I’m like some creature who has been released back into the wild after years of captivity. To protect myself from running around in circles and hitting my head off things, I have to take occasional deep breaths. When I do, the very air I inhale is a soothing sedative of calm.
This morning I began.
It started with moving a few things from here to there, turning on Lyric FM, and throwing stuff in the bin. Finally after a few “what the hell am I doing?” moments, I came to sitting on the floor. I took five deep breaths, jumped in the car and went to Tramore. I bought bread in our much loved Seagull Bakery and avoided every delicious sweet thing by turning my head the other way. (I did indulge in a rush of happiness when the pain au chocolate wafted past.)
On the way back I saw the buzzard and snapped her on a tree branch. In focus for once. After lunch I fiddled with photographs, consulted the three card Tarot spread and made notes. I fussed over this blog for a good hour and fed the Robin who gorged on some vegan roast leftovers.

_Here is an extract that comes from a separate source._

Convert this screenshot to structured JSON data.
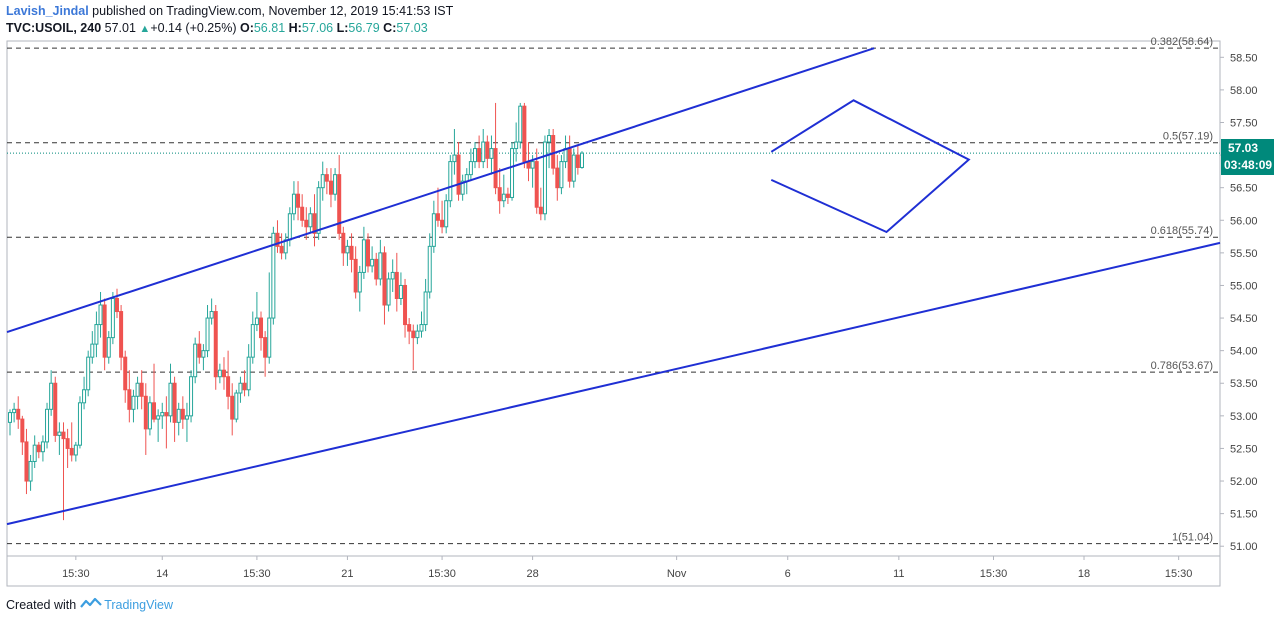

Later I sketched out the bones of 14 projects I would like to have unfold over 2017. Too much, too much. Then I responded to emails, checked in on social media and made food. At 7 I enjoyed that meal with my family and settled down to watch some TV.
When the New York Times come to interview me about my “creative daily routine” I won’t be sharing this! Because today I was still gnawing away at the remnants of a past life where days are planned and lists are ticked off. I am right on the threshold* between two worlds. I am stepping through the magic door.
But most of all I am considering that superb piece of advice from Elizabeth Gilbert which simply says “Follow your curiosity.”
“If you go back to the etymology of the word ‘threshold,’ it comes from ‘threshing,’ which is to separate the grain from the husk. So the threshold, in a way, is a place where you move into more critical and challenging and worthy fullness. There are huge thresholds in every life. You know that, for instance, if you are in the middle of your life in a busy evening, fifty things to do and you get a phone call that somebody you love is suddenly dying, it takes ten seconds to communicate that information. But when you put the phone down, you are already standing in a different world. Suddenly everything that seems so important before is all gone and now you are thinking of this. So the given world that we think is there and the solid ground we are on is so tentative. And a threshold is a line which separates two territories of spirit, and very often how we cross is the key thing,” John O’Donohue, in his conversation with Krista Tippett.